1)   A project is collected in the ERP, which assigns it a code.
     This code is unique and shared between management apps.
1.a) A specific JIRA project is created, if the requirements need it.
2)   JIRA issues are created within the project and
     they have a reference to the project code.
3)   Issues are orchestrated in Sprints which corresponds to milestones,
     something that would be called a "deliverable" in real life.
4)	 Sprints are assigned on a weekly base and people could be
     assigned to multiple sprints (macro managing).
4.a) Sprints have deadlines which are hard but
     duration is based on working time:
     so if you have 2 projects elapsed time is twice.
5)   Once ready, deliverables get delivered to their destination,
     which responds with a feedback.
6)   Development receives feedbacks and
     iterates 2-6 until project completion or new planning.

This approach is probably not perfect, and will be refined in the future, but it has some crucial advantages:

  • Delegation / micromanagement
    People who is working with you is also responsible for themselves and are allowed to managed their time.
  • Preemption support
    A new project can fit in the schedule quite easily.

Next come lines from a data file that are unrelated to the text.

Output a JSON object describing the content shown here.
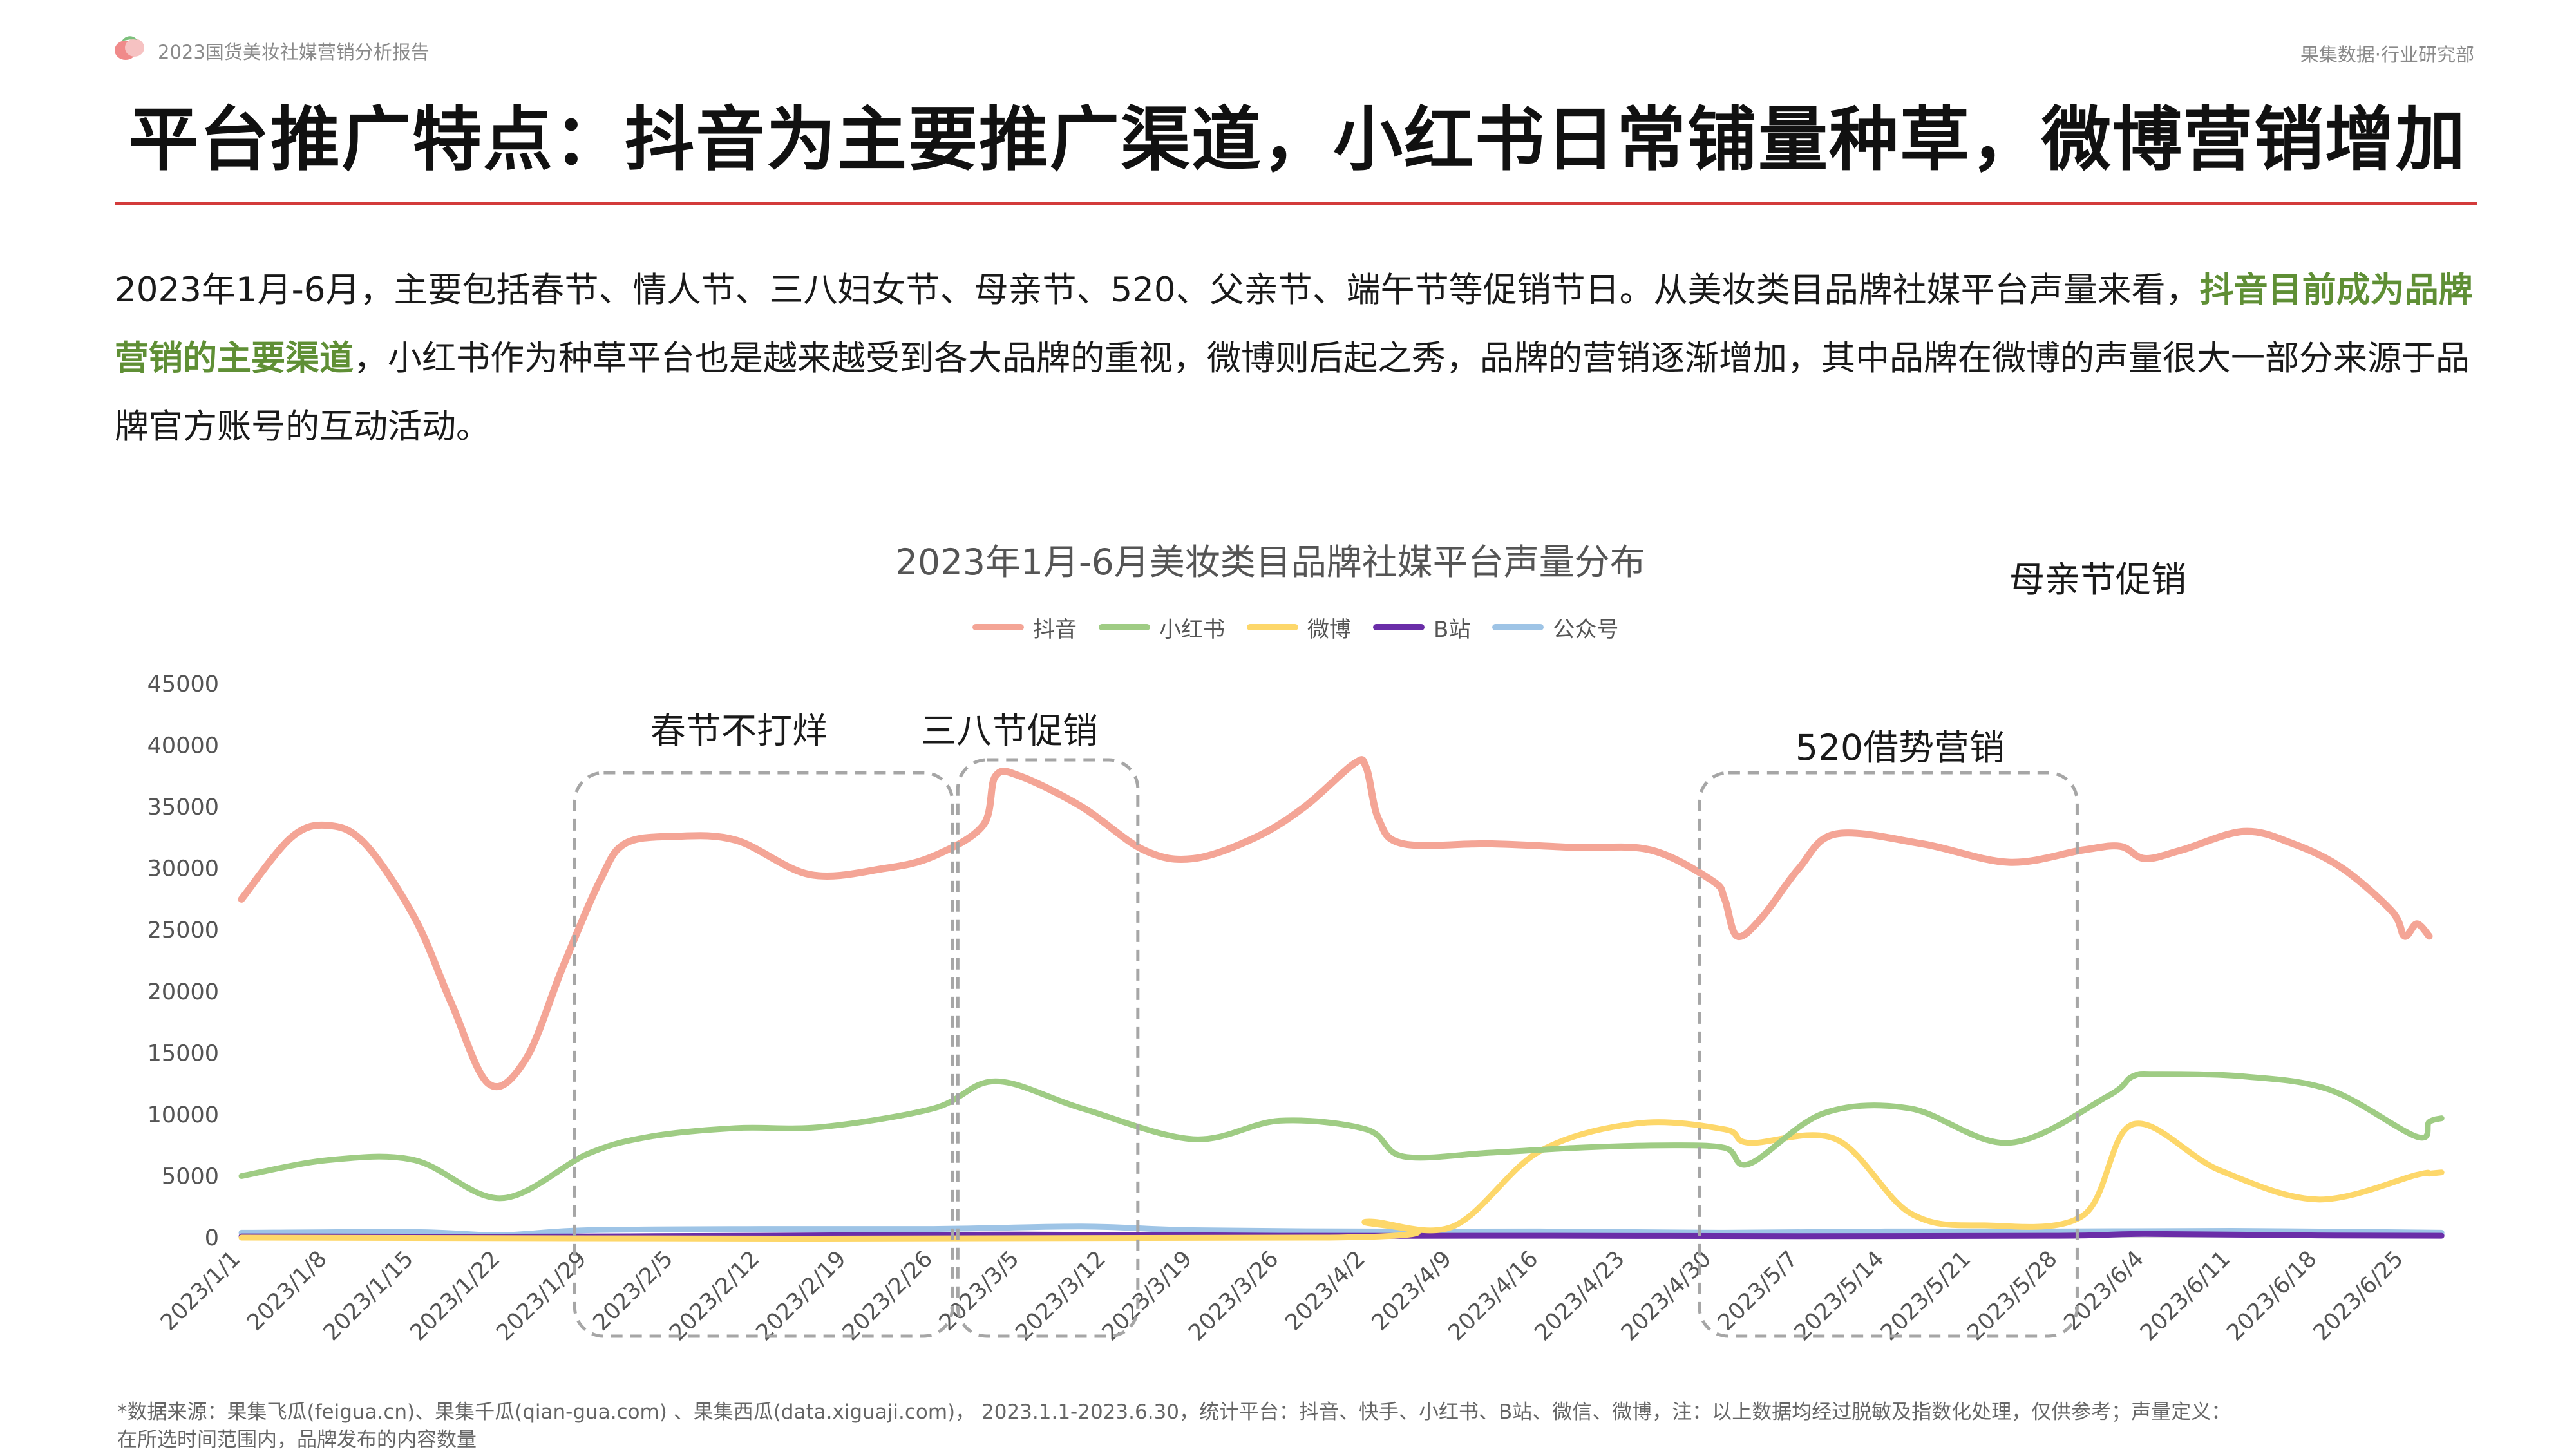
{
  "header": {
    "report_name": "2023国货美妆社媒营销分析报告",
    "org_name": "果集数据·行业研究部",
    "title": "平台推广特点：抖音为主要推广渠道，小红书日常铺量种草，微博营销增加"
  },
  "intro": {
    "part1": "2023年1月-6月，主要包括春节、情人节、三八妇女节、母亲节、520、父亲节、端午节等促销节日。从美妆类目品牌社媒平台声量来看，",
    "highlight": "抖音目前成为品牌营销的主要渠道",
    "part2": "，小红书作为种草平台也是越来越受到各大品牌的重视，微博则后起之秀，品牌的营销逐渐增加，其中品牌在微博的声量很大一部分来源于品牌官方账号的互动活动。"
  },
  "colors": {
    "highlight": "#5f8f35",
    "rule": "#d33b3b"
  },
  "annotations": {
    "spring": "春节不打烊",
    "womens_day": "三八节促销",
    "mothers_day": "母亲节促销",
    "may20": "520借势营销"
  },
  "footnote": {
    "line1": "*数据来源：果集飞瓜(feigua.cn)、果集千瓜(qian-gua.com) 、果集西瓜(data.xiguaji.com)， 2023.1.1-2023.6.30，统计平台：抖音、快手、小红书、B站、微信、微博，注：以上数据均经过脱敏及指数化处理，仅供参考；声量定义：",
    "line2": "在所选时间范围内，品牌发布的内容数量"
  },
  "chart_data": {
    "type": "line",
    "title": "2023年1月-6月美妆类目品牌社媒平台声量分布",
    "ylim": [
      0,
      45000
    ],
    "yticks": [
      0,
      5000,
      10000,
      15000,
      20000,
      25000,
      30000,
      35000,
      40000,
      45000
    ],
    "xticks": [
      "2023/1/1",
      "2023/1/8",
      "2023/1/15",
      "2023/1/22",
      "2023/1/29",
      "2023/2/5",
      "2023/2/12",
      "2023/2/19",
      "2023/2/26",
      "2023/3/5",
      "2023/3/12",
      "2023/3/19",
      "2023/3/26",
      "2023/4/2",
      "2023/4/9",
      "2023/4/16",
      "2023/4/23",
      "2023/4/30",
      "2023/5/7",
      "2023/5/14",
      "2023/5/21",
      "2023/5/28",
      "2023/6/4",
      "2023/6/11",
      "2023/6/18",
      "2023/6/25"
    ],
    "x_range": [
      "2023/1/1",
      "2023/6/27"
    ],
    "grid": false,
    "legend_position": "top",
    "series": [
      {
        "name": "抖音",
        "color": "#f4a596",
        "points": [
          [
            "2023/1/1",
            27500
          ],
          [
            "2023/1/5",
            32500
          ],
          [
            "2023/1/8",
            33500
          ],
          [
            "2023/1/11",
            32000
          ],
          [
            "2023/1/15",
            26000
          ],
          [
            "2023/1/18",
            19000
          ],
          [
            "2023/1/21",
            12500
          ],
          [
            "2023/1/24",
            14500
          ],
          [
            "2023/1/27",
            22000
          ],
          [
            "2023/1/30",
            29000
          ],
          [
            "2023/2/1",
            32000
          ],
          [
            "2023/2/5",
            32600
          ],
          [
            "2023/2/10",
            32300
          ],
          [
            "2023/2/16",
            29500
          ],
          [
            "2023/2/22",
            30000
          ],
          [
            "2023/2/26",
            31000
          ],
          [
            "2023/3/2",
            33500
          ],
          [
            "2023/3/3",
            37500
          ],
          [
            "2023/3/5",
            37500
          ],
          [
            "2023/3/10",
            35000
          ],
          [
            "2023/3/15",
            31500
          ],
          [
            "2023/3/19",
            30800
          ],
          [
            "2023/3/24",
            32500
          ],
          [
            "2023/3/28",
            35000
          ],
          [
            "2023/4/1",
            38500
          ],
          [
            "2023/4/2",
            38200
          ],
          [
            "2023/4/3",
            34000
          ],
          [
            "2023/4/5",
            32000
          ],
          [
            "2023/4/12",
            32000
          ],
          [
            "2023/4/19",
            31700
          ],
          [
            "2023/4/25",
            31500
          ],
          [
            "2023/4/30",
            29000
          ],
          [
            "2023/5/1",
            27500
          ],
          [
            "2023/5/2",
            24500
          ],
          [
            "2023/5/4",
            26000
          ],
          [
            "2023/5/7",
            30000
          ],
          [
            "2023/5/10",
            32800
          ],
          [
            "2023/5/17",
            32000
          ],
          [
            "2023/5/24",
            30500
          ],
          [
            "2023/5/30",
            31500
          ],
          [
            "2023/6/2",
            31800
          ],
          [
            "2023/6/4",
            30800
          ],
          [
            "2023/6/7",
            31500
          ],
          [
            "2023/6/12",
            33000
          ],
          [
            "2023/6/16",
            32000
          ],
          [
            "2023/6/20",
            30000
          ],
          [
            "2023/6/24",
            26500
          ],
          [
            "2023/6/25",
            24500
          ],
          [
            "2023/6/26",
            25500
          ],
          [
            "2023/6/27",
            24500
          ]
        ]
      },
      {
        "name": "小红书",
        "color": "#9fcc84",
        "points": [
          [
            "2023/1/1",
            5000
          ],
          [
            "2023/1/8",
            6300
          ],
          [
            "2023/1/15",
            6300
          ],
          [
            "2023/1/22",
            3200
          ],
          [
            "2023/1/29",
            6800
          ],
          [
            "2023/2/3",
            8200
          ],
          [
            "2023/2/10",
            8900
          ],
          [
            "2023/2/17",
            9000
          ],
          [
            "2023/2/26",
            10500
          ],
          [
            "2023/3/3",
            12700
          ],
          [
            "2023/3/10",
            10500
          ],
          [
            "2023/3/19",
            8000
          ],
          [
            "2023/3/26",
            9500
          ],
          [
            "2023/4/2",
            8800
          ],
          [
            "2023/4/5",
            6600
          ],
          [
            "2023/4/12",
            6900
          ],
          [
            "2023/4/19",
            7300
          ],
          [
            "2023/4/26",
            7500
          ],
          [
            "2023/5/1",
            7300
          ],
          [
            "2023/5/3",
            6000
          ],
          [
            "2023/5/9",
            10100
          ],
          [
            "2023/5/16",
            10500
          ],
          [
            "2023/5/24",
            7700
          ],
          [
            "2023/6/1",
            11500
          ],
          [
            "2023/6/3",
            13100
          ],
          [
            "2023/6/5",
            13300
          ],
          [
            "2023/6/12",
            13100
          ],
          [
            "2023/6/19",
            12000
          ],
          [
            "2023/6/26",
            8200
          ],
          [
            "2023/6/27",
            9400
          ],
          [
            "2023/6/28",
            9700
          ]
        ]
      },
      {
        "name": "微博",
        "color": "#fdd76a",
        "points": [
          [
            "2023/1/1",
            0
          ],
          [
            "2023/3/30",
            0
          ],
          [
            "2023/4/2",
            1300
          ],
          [
            "2023/4/9",
            900
          ],
          [
            "2023/4/16",
            7000
          ],
          [
            "2023/4/24",
            9300
          ],
          [
            "2023/5/1",
            8800
          ],
          [
            "2023/5/3",
            7700
          ],
          [
            "2023/5/10",
            8000
          ],
          [
            "2023/5/16",
            2000
          ],
          [
            "2023/5/22",
            1000
          ],
          [
            "2023/5/30",
            1800
          ],
          [
            "2023/6/3",
            9200
          ],
          [
            "2023/6/10",
            5500
          ],
          [
            "2023/6/18",
            3100
          ],
          [
            "2023/6/26",
            5100
          ],
          [
            "2023/6/27",
            5200
          ],
          [
            "2023/6/28",
            5300
          ]
        ]
      },
      {
        "name": "B站",
        "color": "#6a2da8",
        "points": [
          [
            "2023/1/1",
            100
          ],
          [
            "2023/1/22",
            80
          ],
          [
            "2023/2/12",
            150
          ],
          [
            "2023/3/5",
            250
          ],
          [
            "2023/3/26",
            150
          ],
          [
            "2023/4/16",
            150
          ],
          [
            "2023/5/7",
            120
          ],
          [
            "2023/5/28",
            150
          ],
          [
            "2023/6/4",
            300
          ],
          [
            "2023/6/18",
            180
          ],
          [
            "2023/6/28",
            150
          ]
        ]
      },
      {
        "name": "公众号",
        "color": "#9ec4e6",
        "points": [
          [
            "2023/1/1",
            400
          ],
          [
            "2023/1/15",
            450
          ],
          [
            "2023/1/22",
            200
          ],
          [
            "2023/1/29",
            600
          ],
          [
            "2023/2/12",
            700
          ],
          [
            "2023/2/26",
            700
          ],
          [
            "2023/3/10",
            900
          ],
          [
            "2023/3/19",
            600
          ],
          [
            "2023/4/2",
            500
          ],
          [
            "2023/4/16",
            500
          ],
          [
            "2023/5/1",
            400
          ],
          [
            "2023/5/14",
            500
          ],
          [
            "2023/5/28",
            500
          ],
          [
            "2023/6/11",
            550
          ],
          [
            "2023/6/28",
            400
          ]
        ]
      }
    ]
  }
}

Obviously other project’s timeline gets stretched.
  • Can be used with intermittent projects
    Given you are working in a pipeline it doesn’t matter if a stage is not ready yet. You keep working on other things.

As I was telling you it’s not perfect, and these are some drawbacks:

  • People needs to able to manage themselves.
  • Multitasking lowers performance, so keep it lowest as possible.
  • Projects timing needs more supervising as it is less predictable.